In the mid to late 70s, Hobson & Motzer emerged an industry leader in coining operations, where metal is flowed at room temperature, rather than cut or bent. These foundations led to coining of skin-stapling components in the mid 80s. The successes with difficult skin-stapling parts led to the opportunity to coin our first staple forming pockets for various surgical devices. The first parts with these features were short anvils, which were produced in progressive dies.
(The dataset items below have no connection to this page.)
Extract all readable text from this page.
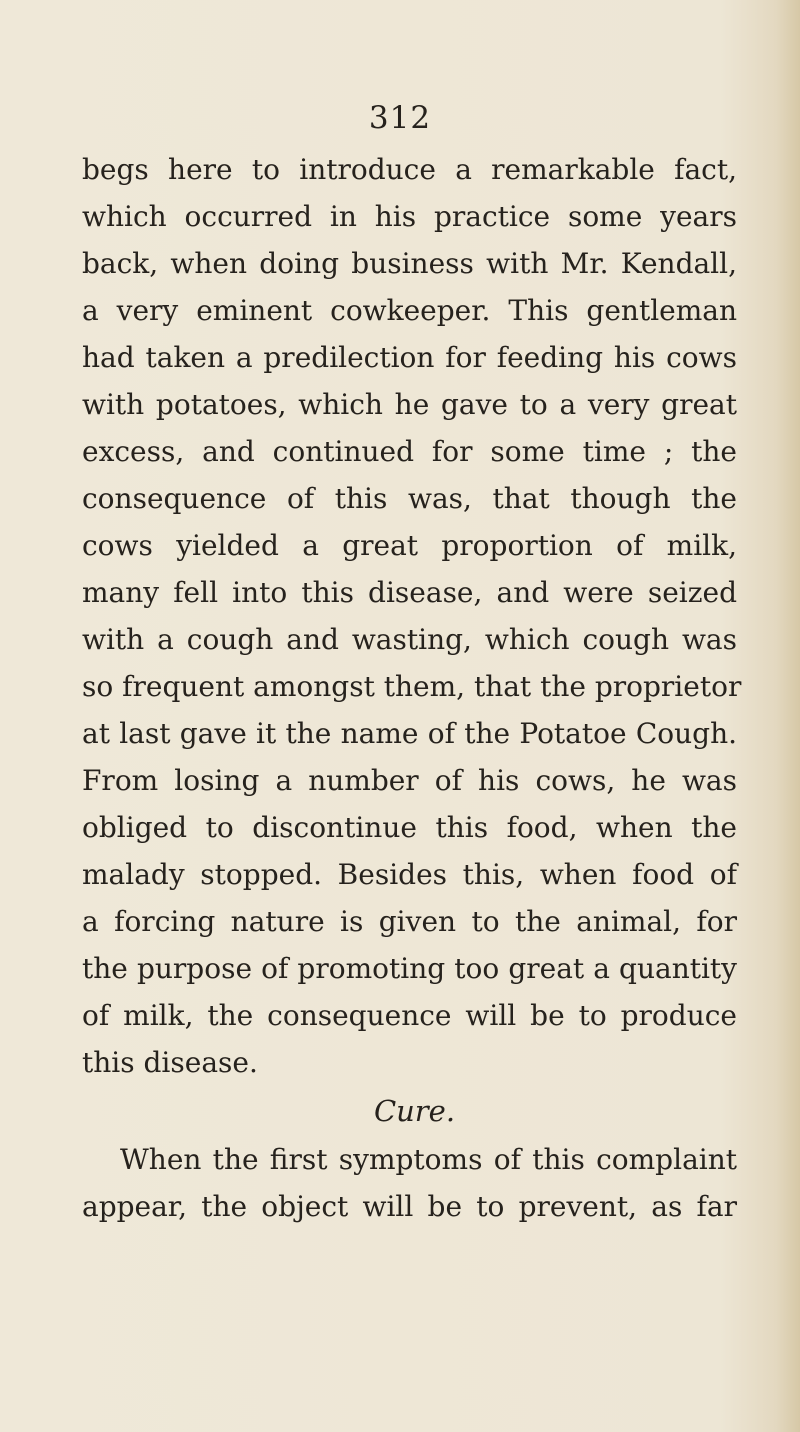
312
begs here to introduce a remarkable fact,
which occurred in his practice some years
back, when doing business with Mr. Kendall,
a very eminent cowkeeper. This gentleman
had taken a predilection for feeding his cows
with potatoes, which he gave to a very great
excess, and continued for some time ; the
consequence of this was, that though the
cows yielded a great proportion of milk,
many fell into this disease, and were seized
with a cough and wasting, which cough was
so frequent amongst them, that the proprietor
at last gave it the name of the Potatoe Cough.
From losing a number of his cows, he was
obliged to discontinue this food, when the
malady stopped. Besides this, when food of
a forcing nature is given to the animal, for
the purpose of promoting too great a quantity
of milk, the consequence will be to produce
this disease.
Cure.
When the first symptoms of this complaint
appear, the object will be to prevent, as far
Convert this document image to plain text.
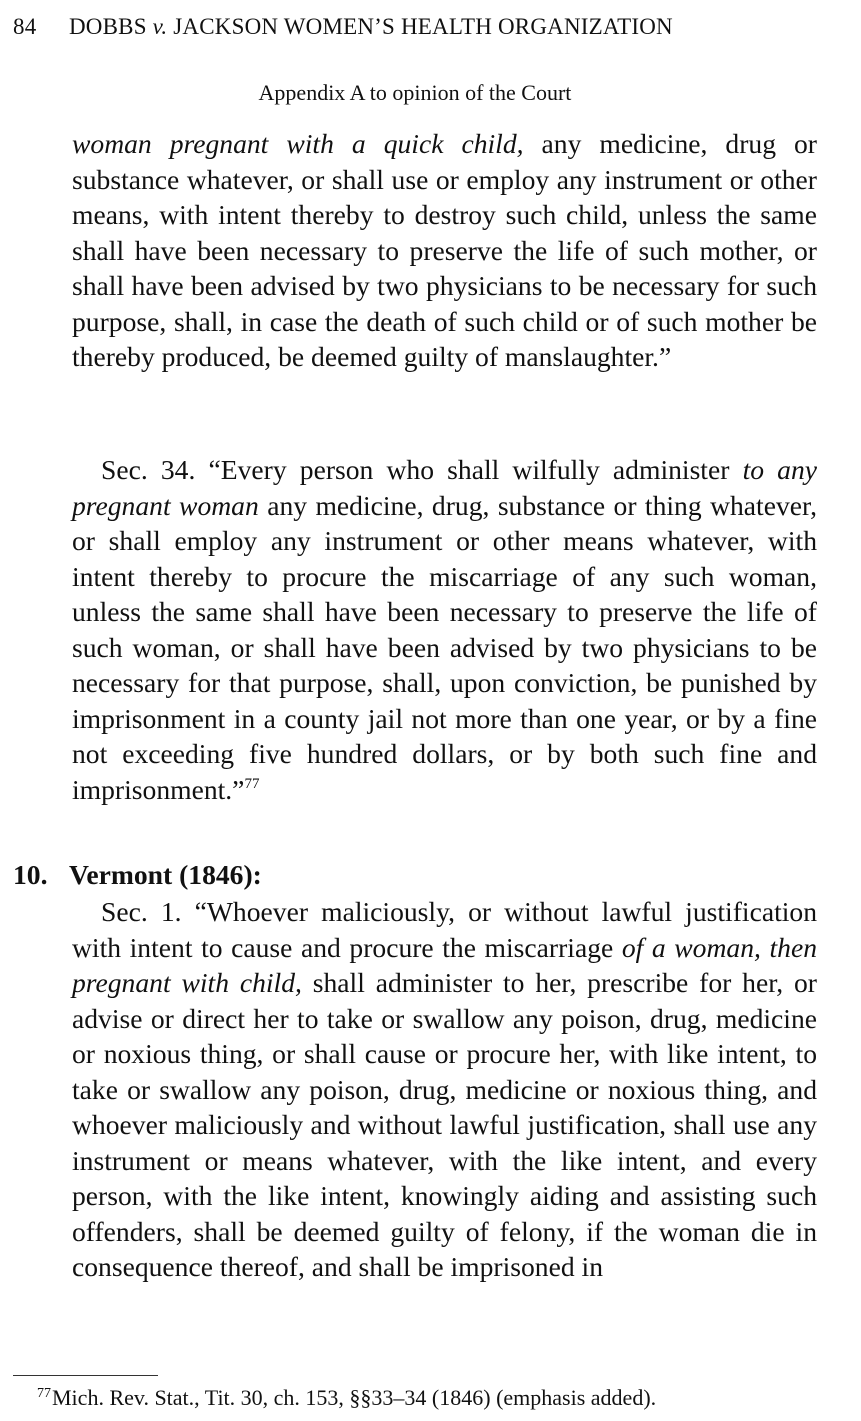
84 DOBBS v. JACKSON WOMEN’S HEALTH ORGANIZATION
Appendix A to opinion of the Court

woman pregnant with a quick child, any medicine, drug or substance whatever, or shall use or employ any instrument or other means, with intent thereby to destroy such child, unless the same shall have been necessary to preserve the life of such mother, or shall have been advised by two physicians to be necessary for such purpose, shall, in case the death of such child or of such mother be thereby produced, be deemed guilty of manslaughter.”

Sec. 34. “Every person who shall wilfully administer to any pregnant woman any medicine, drug, substance or thing whatever, or shall employ any instrument or other means whatever, with intent thereby to procure the miscarriage of any such woman, unless the same shall have been necessary to preserve the life of such woman, or shall have been advised by two physicians to be necessary for that purpose, shall, upon conviction, be punished by imprisonment in a county jail not more than one year, or by a fine not exceeding five hundred dollars, or by both such fine and imprisonment.”$^{77}$

10. Vermont (1846):

Sec. 1. “Whoever maliciously, or without lawful justification with intent to cause and procure the miscarriage of a woman, then pregnant with child, shall administer to her, prescribe for her, or advise or direct her to take or swallow any poison, drug, medicine or noxious thing, or shall cause or procure her, with like intent, to take or swallow any poison, drug, medicine or noxious thing, and whoever maliciously and without lawful justification, shall use any instrument or means whatever, with the like intent, and every person, with the like intent, knowingly aiding and assisting such offenders, shall be deemed guilty of felony, if the woman die in consequence thereof, and shall be imprisoned in

$^{77}$Mich. Rev. Stat., Tit. 30, ch. 153, §§33–34 (1846) (emphasis added).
New technologies tackling the impossible

Through the 1970s, momentum continued as Hobson & Motzer gained recognition for adapting new technologies and solving seemingly impossible problems. Several projects tackled by Hobson & Motzer were highlighted in trade magazines and won design awards. It was in this era that Hobson & Motzer was referred to Stanley Works of New Britain by the Minster Machine Company. An engineer named Frank Dworak was in charge of a project to modernize the manufacture of surform blades. Mr. Motzer and Frank developed a synergy in working through the project, and he came on board shortly thereafter, ultimately coming to own the company and succeeding Alfred E. Motzer.

The EDM leap

In the early 80s, die-making technology took another great leap forward with the advent of wire electrical discharge machining (EDM). The technology made it possible to cut intricate shapes precisely so dies could be made in one piece and more complex shapes were possible. Hobson & Motzer was again a leader in adapting die construction to this new technology.

Bursting at the seams and growing

Bursting at the seams and growing

In 1986, the Wallingford plant was bursting at the seams. The Durham building was purchased to be the new pressroom. Shortly thereafter, the first addition was put in place to house the administrative functions.

The Durham plant became company headquarters. There have been several more additions to the building since then. In the late 80s, the workforce consisted of about 60 employees.

Hobson & Motzer was operating out of two locations: the 12,000-square-foot shop in Wallingford and the plant in Durham, which was about the same size. To put things in perspective, U.S. manufacturing employment from 1976 to 2018 dropped about 40 percent. During this time period, Hobson & Motzer increased its workforce twentyfold!

Medical device expertise

With our growing reputation in the medical device market, Hobson & Motzer was approached to make critical components for surgical stapling devices. Two other companies were tooled up and making them, but struggling greatly to meet production and quality requirements. These projects changed the scope of the business in terms of press capacity, engineering capabilities, employment, and size. This set the tone for the more recent era of Hobson & Motzer. Once we mastered production of these components, all of the competitors were eventually put out of the business. The anvil bars led the way to the endo anvils in the mid 90s, another complex assembly that a competitor struggled with for two years before Hobson & Motzer was called in to help. We added production CNC machining and laser welding to our production processes to make them.

Next Generation Stapling Instruments

Based on our impeccable quality, delivery, and performance levels with stapling anvils, we were given the opportunity to work with the customer to develop their next generation of stapling instrument. This fueled what was the fourth and final addition to the Durham facility, bringing the plant to 75,000 square feet. The program pushed us to develop a great deal more expertise in production machining, laser welding, and automation. It marks the largest investment in company history. We now have more CNC machines than production presses.

Advanced Manufacturing Center

Advanced Manufacturing Center and PECM

Maintaining course, our next leap forward arrived with the Wallingford plant, our Advanced Manufacturing Center. This state-of-the-art facility is where Hobson & Motzer will house future generations of technology, which already includes precision electro-chemical machining (PECM). There is no limit to what the future holds for Hobson & Motzer as we lay the foundation for the next chapter.